Confluent announced new capabilities in Confluent Intelligence and Confluent Cloud to help organisations build and secure real-time artificial intelligence applications at scale.

“Most AI projects fail before they reach a single customer because the data layer breaks down,” said Sean Falconer, head of AI at Confluent. “Teams have the models and the mandate, but security risks and fragmented data stop them from shipping. We’re fixing that by making the streaming layer the foundation for secure, production-ready AI.”
Building and securing real-time AI applications at scale
The new features aim to address challenges that prevent AI projects from moving into production, especially around fragmented data systems, security risks, and operational complexity.
The new features include:
- A fully managed Model Context Protocol server and Agent Skills that allow AI systems to manage streaming operations using natural language.

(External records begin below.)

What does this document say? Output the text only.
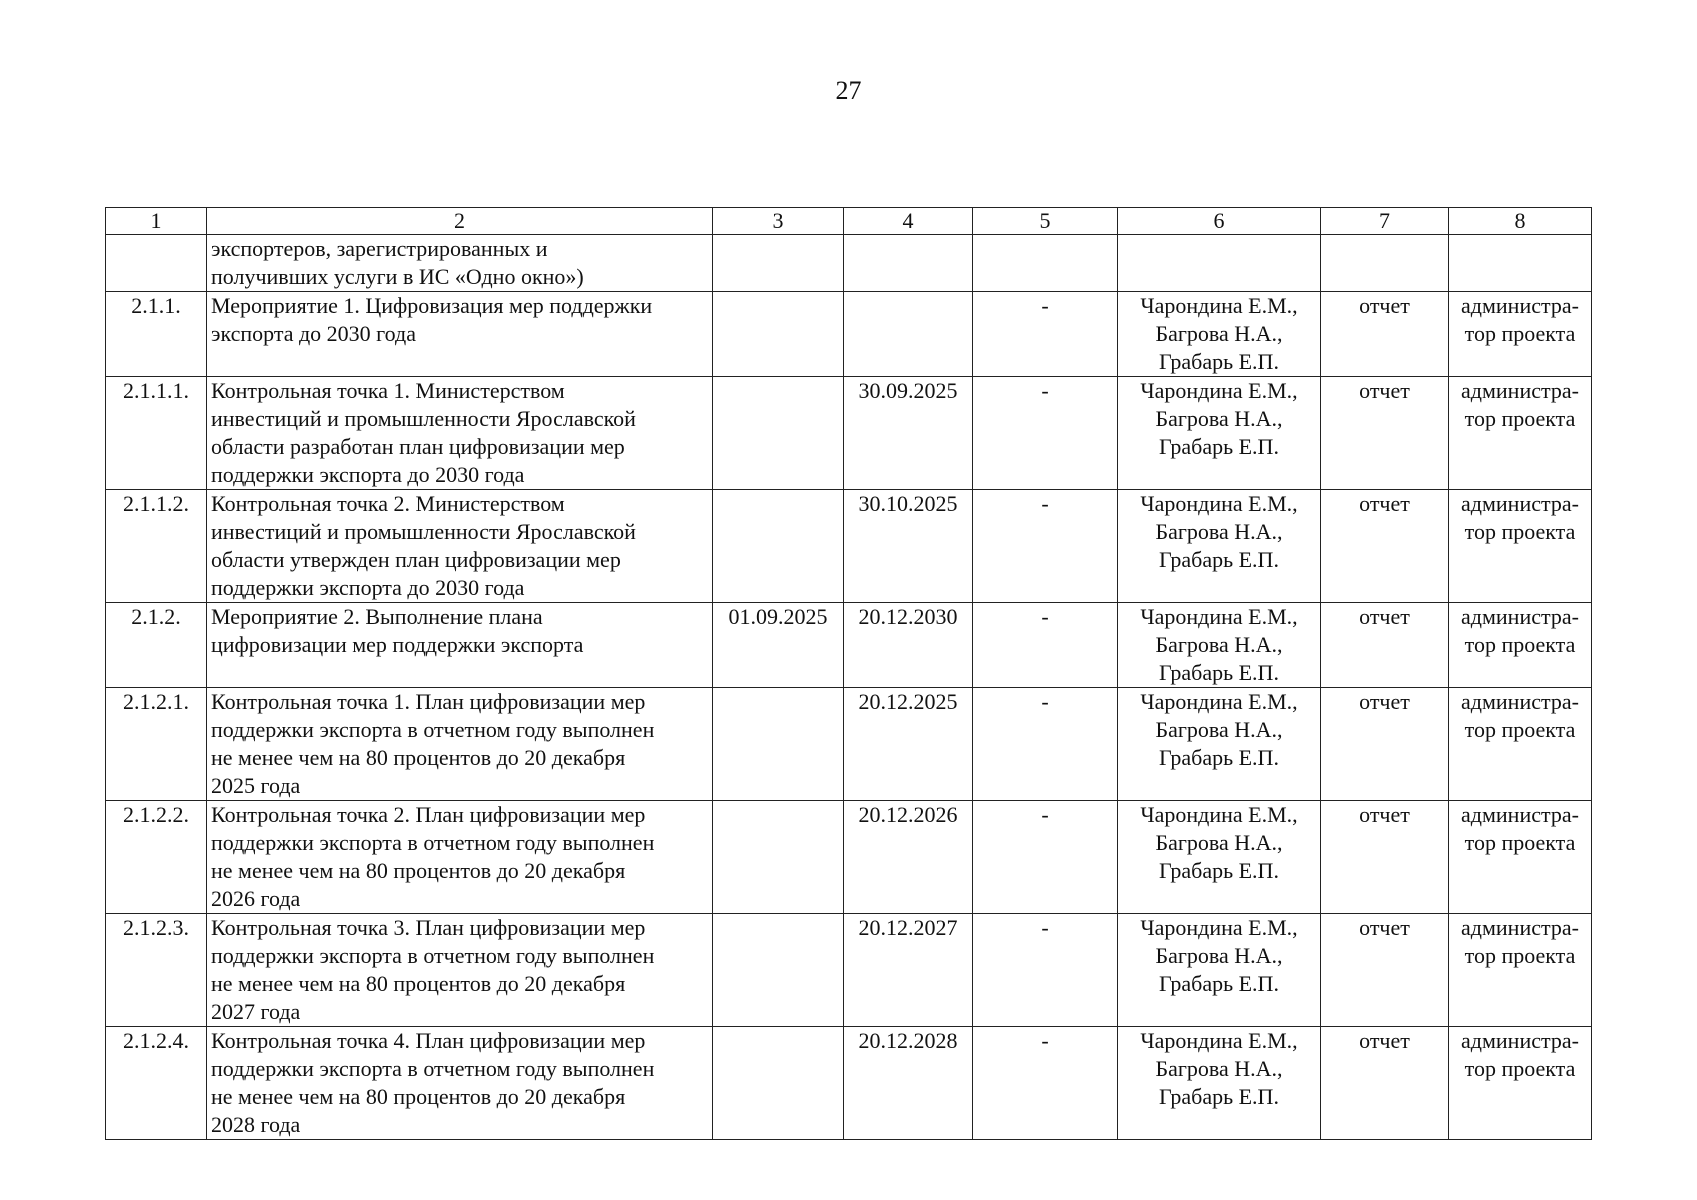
27
1	2	3	4	5	6	7	8

	экспортеров, зарегистрированных и
получивших услуги в ИС «Одно окно»)						

2.1.1.	Мероприятие 1. Цифровизация мер поддержки
экспорта до 2030 года			-	Чарондина Е.М.,
Багрова Н.А.,
Грабарь Е.П.	отчет	администра-
тор проекта

2.1.1.1.	Контрольная точка 1. Министерством
инвестиций и промышленности Ярославской
области разработан план цифровизации мер
поддержки экспорта до 2030 года		30.09.2025	-	Чарондина Е.М.,
Багрова Н.А.,
Грабарь Е.П.	отчет	администра-
тор проекта

2.1.1.2.	Контрольная точка 2. Министерством
инвестиций и промышленности Ярославской
области утвержден план цифровизации мер
поддержки экспорта до 2030 года		30.10.2025	-	Чарондина Е.М.,
Багрова Н.А.,
Грабарь Е.П.	отчет	администра-
тор проекта

2.1.2.	Мероприятие 2. Выполнение плана
цифровизации мер поддержки экспорта	01.09.2025	20.12.2030	-	Чарондина Е.М.,
Багрова Н.А.,
Грабарь Е.П.	отчет	администра-
тор проекта

2.1.2.1.	Контрольная точка 1. План цифровизации мер
поддержки экспорта в отчетном году выполнен
не менее чем на 80 процентов до 20 декабря
2025 года		20.12.2025	-	Чарондина Е.М.,
Багрова Н.А.,
Грабарь Е.П.	отчет	администра-
тор проекта

2.1.2.2.	Контрольная точка 2. План цифровизации мер
поддержки экспорта в отчетном году выполнен
не менее чем на 80 процентов до 20 декабря
2026 года		20.12.2026	-	Чарондина Е.М.,
Багрова Н.А.,
Грабарь Е.П.	отчет	администра-
тор проекта

2.1.2.3.	Контрольная точка 3. План цифровизации мер
поддержки экспорта в отчетном году выполнен
не менее чем на 80 процентов до 20 декабря
2027 года		20.12.2027	-	Чарондина Е.М.,
Багрова Н.А.,
Грабарь Е.П.	отчет	администра-
тор проекта

2.1.2.4.	Контрольная точка 4. План цифровизации мер
поддержки экспорта в отчетном году выполнен
не менее чем на 80 процентов до 20 декабря
2028 года		20.12.2028	-	Чарондина Е.М.,
Багрова Н.А.,
Грабарь Е.П.	отчет	администра-
тор проекта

- Integration of Apache Flink pipelines with dbt, enabling developers to use existing engineering workflows for real-time data applications
- Automated personally identifiable information detection and redaction directly within Flink SQL for industries with strict compliance requirements, including finance, healthcare, and insurance
- Additional support for Azure Private Link, allowing AI workloads to securely connect to services such as Azure OpenAI, Azure SQL, and Cosmos DB without traversing the public internet.
- Additional model support was introduced for TimesFM, Anthropic, and Fireworks AI to enable advanced anomaly detection and real-time AI processing.